Однако события развивались стремительней и хуже, чем предполагал генерал. К вечеру фашисты не только не ослабили натиск, а ввели в бой новые части. Незадолго до сумерек они еще раз атаковали село Всходы, выдвинув вперед таран из тридцати танков с десантом на броне. Несколько вражеских машин подожгли из своих длинноствольных ружей бойцы противотанковой роты, несколько машин было подбито гранатами, и все-таки отразить натиск не удалось. Полк Высоцкого оставил районный центр и отошел за Угру. Преследуя кавалеристов, немцы переправились через реку и повели наступление на разъезд Дебрянский, отсекая от главных сил группы воздушно-десантный корпус.
Генерал Казанкин одну за другой слал Белову радиограммы, доносил: положение десантников все более осложняется.
Поздно вечером Павел Алексеевич приказал отправить на помощь Казанкину два гвардейских кавалерийских полка. За ночь окончить создание нового оборонительного рубежа с центром в деревне Мытищино.
Навстречу прорвавшимся гитлеровцам были брошены лучшие силы: кавалерийский
5
Аркадий Князев как должное воспринимал, что его всегда посылают на самое трудное дело. Ему даже нравилось это. Доверие начальства укрепляло веру в собственные силы. И по характеру своему не мог он держаться в стороне от главных событий.
В кругу друзей любил Аркадий порассуждать о жизни. «Главное не закисать, ряской не покрываться, — говорил он. — Ровной дороги не жди, чем труднее, тем интереснее. Тебя гнут, а ты выпрямляйся. Горечь кипит, а ты тряхни чубом, дай плясовую. Смерть в глаза, а ты смейся. Тогда ты мужчина. А так — кисель овсяной: и вид невзрачный, и оскомина от кислятины».
Во всем корпусе он один, наверно, почти всю зиму щеголял в хромовых сапогах со шпорами, обувал валенки лишь в самые трескучие морозы. Товарищи подшучивали: «Ты что же, Аркадий, спасовал, значит?! Где твои хромовые?» Он отвечал серьезно: «В тепле сапоги держу, чтобы кожа не перемерзла. Потрескается, где другие возьму?!»
Об этом он вспомнил почему-то сейчас, по дороге к передовой. С улыбкой покосился на сапоги: можно смотреться в них, словно в зеркало. Все кругом тусклое, серое, а сапоги так и светятся.
Утро наступало холодное, но без дождя. Кое-где среди облаков виднелись голубые просветы. Значит, жди авиацию. Правда, летчики просыпаются не вместе с солнцем. Пока встанут, пока позавтракают… Впереди еще два или три спокойных часа. За это время полк спешится, примет боевой порядок, сблизится с противником. Тогда и авиация будет менее опасна.
И вдруг на опушке — выстрелы! Князев пришпорил коня, галопом проскочил лес. Одного взгляда было достаточно, чтобы оценить обстановку. У развилки дорог головная походная застава столкнулась с немцами. Фашистов было человек двести.
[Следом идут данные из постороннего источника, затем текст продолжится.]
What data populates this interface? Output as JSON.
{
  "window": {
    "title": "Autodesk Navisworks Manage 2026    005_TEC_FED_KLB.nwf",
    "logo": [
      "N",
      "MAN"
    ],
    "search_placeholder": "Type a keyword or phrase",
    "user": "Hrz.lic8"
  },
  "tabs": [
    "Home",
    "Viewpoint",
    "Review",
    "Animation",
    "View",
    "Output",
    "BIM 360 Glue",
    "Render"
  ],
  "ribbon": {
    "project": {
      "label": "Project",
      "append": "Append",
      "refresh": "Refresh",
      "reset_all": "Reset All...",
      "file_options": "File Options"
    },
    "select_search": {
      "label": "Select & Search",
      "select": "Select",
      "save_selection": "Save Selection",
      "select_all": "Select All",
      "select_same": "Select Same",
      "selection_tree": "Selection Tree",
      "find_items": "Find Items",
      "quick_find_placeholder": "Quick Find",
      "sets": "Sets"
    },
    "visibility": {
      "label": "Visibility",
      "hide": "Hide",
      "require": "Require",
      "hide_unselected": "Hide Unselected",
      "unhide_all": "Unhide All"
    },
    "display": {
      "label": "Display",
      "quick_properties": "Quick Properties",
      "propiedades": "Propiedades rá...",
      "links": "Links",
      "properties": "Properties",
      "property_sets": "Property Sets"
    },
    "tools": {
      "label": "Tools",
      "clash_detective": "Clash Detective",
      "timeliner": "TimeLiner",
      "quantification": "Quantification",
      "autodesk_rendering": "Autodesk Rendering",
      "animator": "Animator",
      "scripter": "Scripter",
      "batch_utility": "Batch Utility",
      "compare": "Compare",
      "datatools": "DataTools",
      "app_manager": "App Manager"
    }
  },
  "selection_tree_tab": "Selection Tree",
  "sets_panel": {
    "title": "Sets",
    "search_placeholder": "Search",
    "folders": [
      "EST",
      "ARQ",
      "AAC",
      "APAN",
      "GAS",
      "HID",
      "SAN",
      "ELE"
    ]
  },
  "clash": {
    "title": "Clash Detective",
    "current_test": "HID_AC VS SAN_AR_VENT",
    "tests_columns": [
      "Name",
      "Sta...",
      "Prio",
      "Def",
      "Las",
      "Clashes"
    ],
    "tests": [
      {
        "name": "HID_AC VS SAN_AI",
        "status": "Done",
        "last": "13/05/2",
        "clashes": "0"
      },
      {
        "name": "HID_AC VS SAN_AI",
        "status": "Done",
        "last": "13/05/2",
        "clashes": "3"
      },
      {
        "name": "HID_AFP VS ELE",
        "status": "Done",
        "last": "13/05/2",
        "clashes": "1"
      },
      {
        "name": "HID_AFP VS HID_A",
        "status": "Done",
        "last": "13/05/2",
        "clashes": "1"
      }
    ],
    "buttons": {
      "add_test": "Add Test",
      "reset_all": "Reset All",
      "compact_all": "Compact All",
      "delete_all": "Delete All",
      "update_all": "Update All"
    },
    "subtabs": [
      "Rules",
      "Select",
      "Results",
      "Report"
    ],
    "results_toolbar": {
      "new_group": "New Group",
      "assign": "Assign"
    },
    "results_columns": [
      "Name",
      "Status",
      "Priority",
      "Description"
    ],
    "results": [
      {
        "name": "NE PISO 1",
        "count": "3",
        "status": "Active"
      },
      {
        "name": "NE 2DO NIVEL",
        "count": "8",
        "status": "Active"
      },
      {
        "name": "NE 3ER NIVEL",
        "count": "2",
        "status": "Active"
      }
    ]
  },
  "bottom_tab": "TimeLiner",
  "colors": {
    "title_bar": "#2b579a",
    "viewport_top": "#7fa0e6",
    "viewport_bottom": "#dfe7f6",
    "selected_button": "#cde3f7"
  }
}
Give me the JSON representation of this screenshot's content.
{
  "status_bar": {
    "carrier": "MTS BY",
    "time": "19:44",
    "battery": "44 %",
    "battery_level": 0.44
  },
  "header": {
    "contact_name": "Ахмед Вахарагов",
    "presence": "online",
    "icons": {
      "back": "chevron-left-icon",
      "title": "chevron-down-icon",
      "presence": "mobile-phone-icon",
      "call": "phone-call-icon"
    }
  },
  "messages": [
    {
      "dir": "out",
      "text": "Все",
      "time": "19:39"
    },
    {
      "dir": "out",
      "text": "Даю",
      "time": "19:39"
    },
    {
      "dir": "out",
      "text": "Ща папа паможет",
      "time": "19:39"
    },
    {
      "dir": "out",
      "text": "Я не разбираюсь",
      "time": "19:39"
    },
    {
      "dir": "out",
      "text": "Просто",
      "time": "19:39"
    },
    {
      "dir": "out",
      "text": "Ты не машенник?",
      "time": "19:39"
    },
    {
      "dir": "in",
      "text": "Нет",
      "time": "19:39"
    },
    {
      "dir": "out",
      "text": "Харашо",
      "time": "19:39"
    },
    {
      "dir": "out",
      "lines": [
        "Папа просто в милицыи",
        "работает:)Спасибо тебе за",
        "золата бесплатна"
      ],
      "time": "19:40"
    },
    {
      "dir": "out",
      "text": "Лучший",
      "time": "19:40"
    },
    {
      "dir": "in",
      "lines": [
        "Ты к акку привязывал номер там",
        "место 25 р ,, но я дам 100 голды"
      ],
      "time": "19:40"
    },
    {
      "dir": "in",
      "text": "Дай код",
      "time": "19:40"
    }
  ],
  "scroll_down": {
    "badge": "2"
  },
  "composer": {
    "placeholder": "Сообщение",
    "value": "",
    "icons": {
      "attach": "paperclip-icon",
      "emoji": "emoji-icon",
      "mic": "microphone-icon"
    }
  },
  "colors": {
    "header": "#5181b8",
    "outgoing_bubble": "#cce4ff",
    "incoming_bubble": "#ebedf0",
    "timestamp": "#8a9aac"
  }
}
Они так и стояли колонной: тот, кто командовал ими, еще колебался — развертываться для боя или продолжать марш?
Князева разозлило спокойствие гитлеровцев: идут, сволочи, как на прогулке, как по своей земле — даже дозорных не выслали! Ну тем хуже для них!
Полк уже выдвинулся на опушку. Сабельные эскадроны быстро развертывались по краю леса. Лошади пофыркивали, тревожно прядали ушами, слыша близкие выстрелы.
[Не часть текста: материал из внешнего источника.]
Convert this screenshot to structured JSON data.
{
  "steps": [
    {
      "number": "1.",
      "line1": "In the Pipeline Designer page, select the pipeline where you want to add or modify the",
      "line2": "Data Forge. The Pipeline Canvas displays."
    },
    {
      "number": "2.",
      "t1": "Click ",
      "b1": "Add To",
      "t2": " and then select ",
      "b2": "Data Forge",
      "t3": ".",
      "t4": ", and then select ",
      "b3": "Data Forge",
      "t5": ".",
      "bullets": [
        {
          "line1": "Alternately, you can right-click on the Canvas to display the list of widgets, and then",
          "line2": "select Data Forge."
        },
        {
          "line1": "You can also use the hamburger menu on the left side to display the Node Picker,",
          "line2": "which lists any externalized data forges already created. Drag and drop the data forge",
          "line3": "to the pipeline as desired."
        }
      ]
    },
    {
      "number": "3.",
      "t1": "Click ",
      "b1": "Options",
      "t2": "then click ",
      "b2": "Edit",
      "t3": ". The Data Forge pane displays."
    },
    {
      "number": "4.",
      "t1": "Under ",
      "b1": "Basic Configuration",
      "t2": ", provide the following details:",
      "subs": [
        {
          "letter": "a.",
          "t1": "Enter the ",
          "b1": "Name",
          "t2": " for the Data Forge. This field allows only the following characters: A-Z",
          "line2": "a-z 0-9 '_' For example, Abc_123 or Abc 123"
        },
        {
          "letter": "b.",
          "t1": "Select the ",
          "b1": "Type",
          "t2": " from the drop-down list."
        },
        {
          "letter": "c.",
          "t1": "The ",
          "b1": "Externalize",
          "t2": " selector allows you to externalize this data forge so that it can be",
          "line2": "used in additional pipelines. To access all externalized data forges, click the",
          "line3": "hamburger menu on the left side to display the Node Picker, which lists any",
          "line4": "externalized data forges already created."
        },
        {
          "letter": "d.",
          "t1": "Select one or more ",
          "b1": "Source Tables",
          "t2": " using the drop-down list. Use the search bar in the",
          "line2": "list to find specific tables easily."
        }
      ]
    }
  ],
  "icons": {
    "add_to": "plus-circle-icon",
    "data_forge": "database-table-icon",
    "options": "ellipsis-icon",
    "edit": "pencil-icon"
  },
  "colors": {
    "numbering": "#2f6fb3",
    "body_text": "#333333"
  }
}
«Успею! Рискну!» — думал Князев.
Торжественным, ликующим голосом, словно любимый запев, взметнул он команду:
— Направление атаки на отдельный сарай! Направляющий эскадрон второй; третий уступом влево; четвертый во втором эшелоне за первым!.. Шашки к бою! Рысью ма-а-рш!
Сам не сдержался, поскакал со вторым эскадроном, разыскивая глазами немцев: вон они, уже заметили конницу, разворачиваются в цепь, падают.
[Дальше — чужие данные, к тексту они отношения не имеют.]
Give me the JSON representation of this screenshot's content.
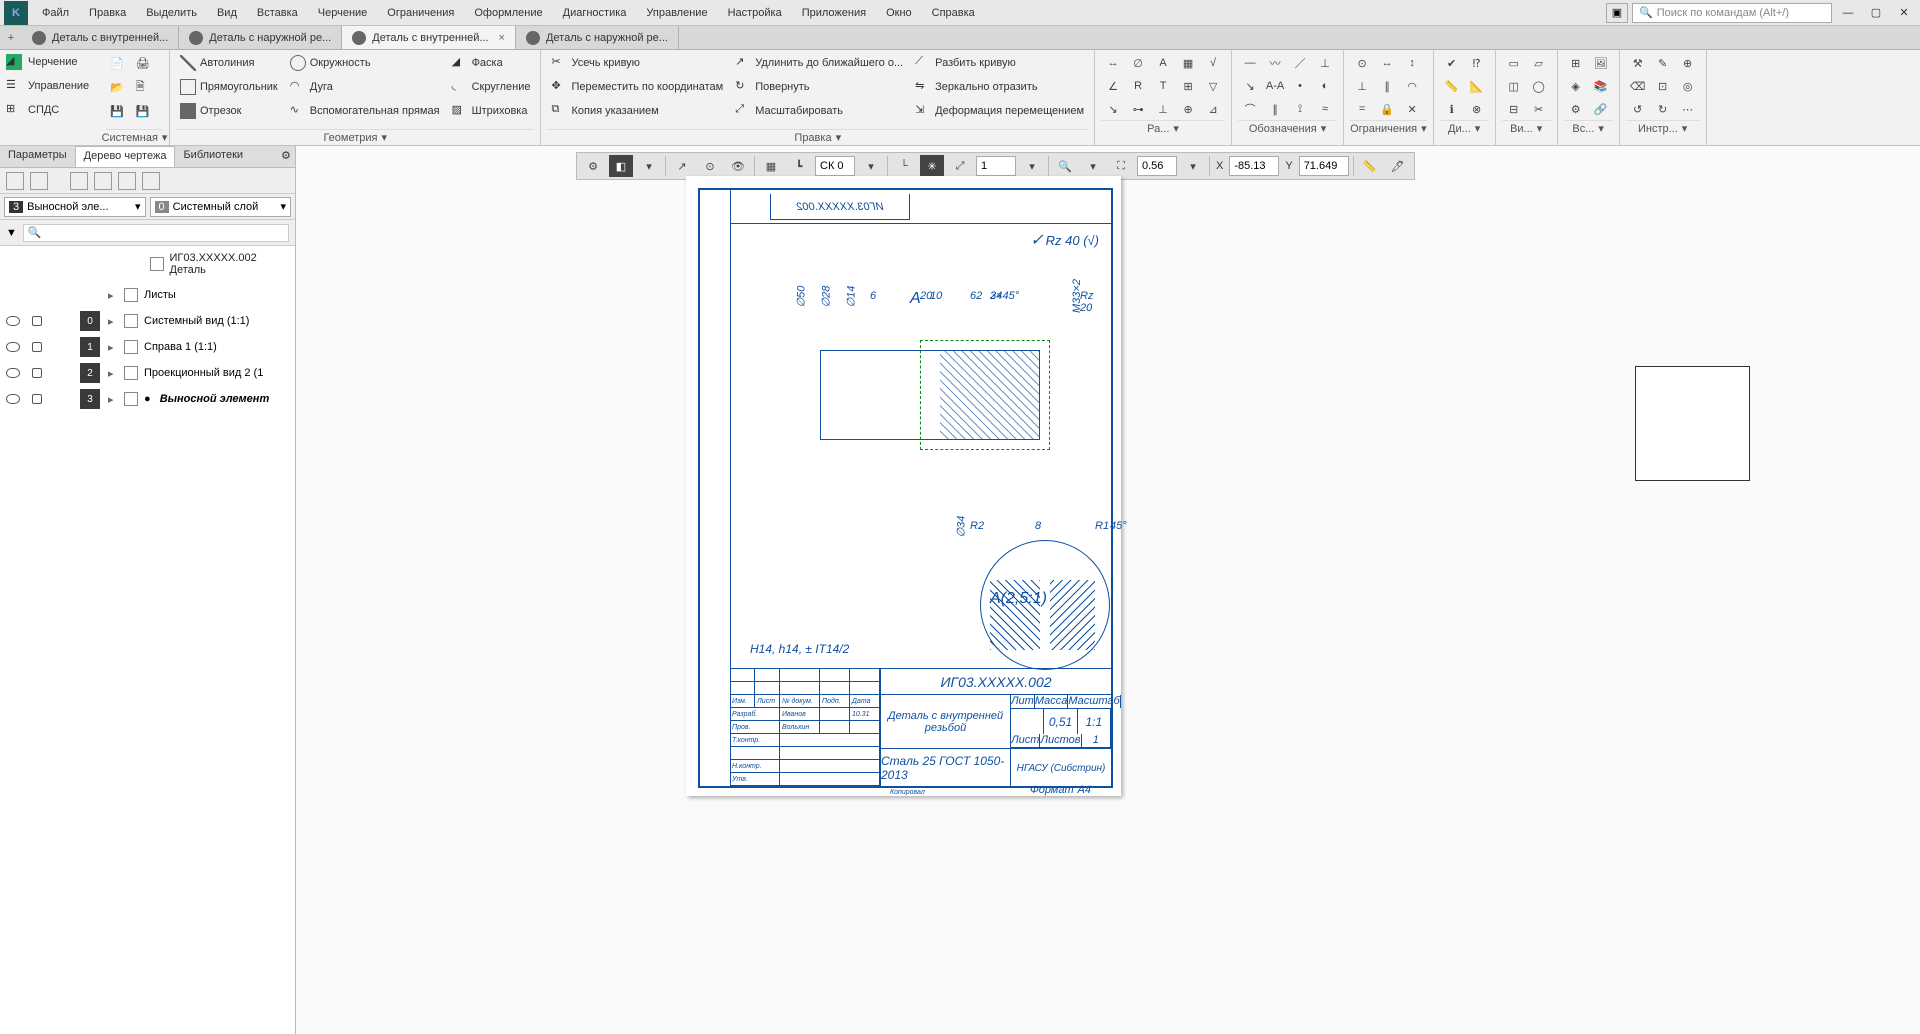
{
  "menu": {
    "file": "Файл",
    "edit": "Правка",
    "select": "Выделить",
    "view": "Вид",
    "insert": "Вставка",
    "drafting": "Черчение",
    "constraints": "Ограничения",
    "format": "Оформление",
    "diag": "Диагностика",
    "manage": "Управление",
    "setup": "Настройка",
    "apps": "Приложения",
    "window": "Окно",
    "help": "Справка"
  },
  "search_placeholder": "Поиск по командам (Alt+/)",
  "doc_tabs": [
    {
      "label": "Деталь с внутренней...",
      "active": false
    },
    {
      "label": "Деталь с наружной ре...",
      "active": false
    },
    {
      "label": "Деталь с внутренней...",
      "active": true,
      "closable": true
    },
    {
      "label": "Деталь с наружной ре...",
      "active": false
    }
  ],
  "ribbon_left": {
    "draft": "Черчение",
    "manage": "Управление",
    "spds": "СПДС"
  },
  "ribbon": {
    "system": "Системная",
    "geometry": {
      "label": "Геометрия",
      "autoline": "Автолиния",
      "circle": "Окружность",
      "chamfer": "Фаска",
      "rect": "Прямоугольник",
      "arc": "Дуга",
      "fillet": "Скругление",
      "seg": "Отрезок",
      "aux": "Вспомогательная прямая",
      "hatch": "Штриховка"
    },
    "edit": {
      "label": "Правка",
      "trim": "Усечь кривую",
      "extend": "Удлинить до ближайшего о...",
      "split": "Разбить кривую",
      "coords": "Переместить по координатам",
      "rotate": "Повернуть",
      "mirror": "Зеркально отразить",
      "copy": "Копия указанием",
      "scale": "Масштабировать",
      "deform": "Деформация перемещением"
    },
    "dims": "Ра...",
    "annos": "Обозначения",
    "constr": "Ограничения",
    "diag": "Ди...",
    "views": "Ви...",
    "insert": "Вс...",
    "tools": "Инстр..."
  },
  "panel_tabs": {
    "params": "Параметры",
    "tree": "Дерево чертежа",
    "libs": "Библиотеки"
  },
  "dd_view": {
    "num": "3",
    "label": "Выносной эле..."
  },
  "dd_layer": {
    "num": "0",
    "label": "Системный слой"
  },
  "tree": {
    "title": "ИГ03.XXXXX.002 Деталь",
    "rows": [
      {
        "num": "",
        "label": "Листы",
        "gutter": false
      },
      {
        "num": "0",
        "label": "Системный вид (1:1)",
        "gutter": true
      },
      {
        "num": "1",
        "label": "Справа 1 (1:1)",
        "gutter": true
      },
      {
        "num": "2",
        "label": "Проекционный вид 2 (1",
        "gutter": true
      },
      {
        "num": "3",
        "label": "Выносной элемент",
        "gutter": true,
        "active": true
      }
    ]
  },
  "viewbar": {
    "cs": "СК 0",
    "scale": "1",
    "zoom": "0.56",
    "x_label": "X",
    "x": "-85.13",
    "y_label": "Y",
    "y": "71.649"
  },
  "drawing": {
    "code_rev": "ИГ03.XXXXX.002",
    "rz": "Rz 40 (√)",
    "dims": {
      "d62": "62",
      "d20": "20",
      "d10": "10",
      "d50": "∅50",
      "d28": "∅28",
      "d14": "∅14",
      "d6": "6",
      "m33": "M33×2",
      "rz20": "Rz 20",
      "ch": "2×45°",
      "d34": "34",
      "aLabel": "А",
      "detTitle": "А(2,5:1)",
      "d8": "8",
      "d34b": "∅34",
      "d45": "45°",
      "r1": "R1",
      "r2": "R2"
    },
    "tol": "H14, h14, ± IT14/2",
    "tb": {
      "code": "ИГ03.XXXXX.002",
      "name": "Деталь с внутренней резьбой",
      "lit": "Лит",
      "massa": "Масса",
      "scale": "Масштаб",
      "massa_v": "0,51",
      "scale_v": "1:1",
      "mat": "Сталь 25  ГОСТ 1050-2013",
      "org": "НГАСУ (Сибстрин)",
      "rows": [
        {
          "c1": "Изм.",
          "c2": "Лист",
          "c3": "№ докум.",
          "c4": "Подп.",
          "c5": "Дата"
        },
        {
          "c1": "Разраб.",
          "c2": "Иванов",
          "c5": "10.31"
        },
        {
          "c1": "Пров.",
          "c2": "Вольхин"
        },
        {
          "c1": "Т.контр."
        },
        {
          "c1": ""
        },
        {
          "c1": "Н.контр."
        },
        {
          "c1": "Утв."
        }
      ],
      "sheet": "Лист",
      "sheets": "Листов",
      "sheets_v": "1",
      "format": "Формат",
      "format_v": "А4",
      "copy": "Копировал"
    }
  }
}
— Вперед! — крикнул он, выхватив клинок и пуская коня в карьер. Слышал за собой грозный гул катящейся лавы, видел шарахавшуюся толпу немцев и уже чувствовал, понимал: это победа! Радость вспыхнула в нем, и он, задыхаясь от встречного ветра, от счастья, готов был всю оставшуюся жизнь отдать за минуту такого полета!
Немец-унтер знал, как укрыться от шашки: присел, двумя руками вскинув над головой винтовку. Но конь, воедино слитый с всадником, сбил немца грудью, крутнулся на месте, и Князев, свесившись с седла, рубанул гитлеровца вдоль спины: кровяная полоса перечеркнула серый мундир.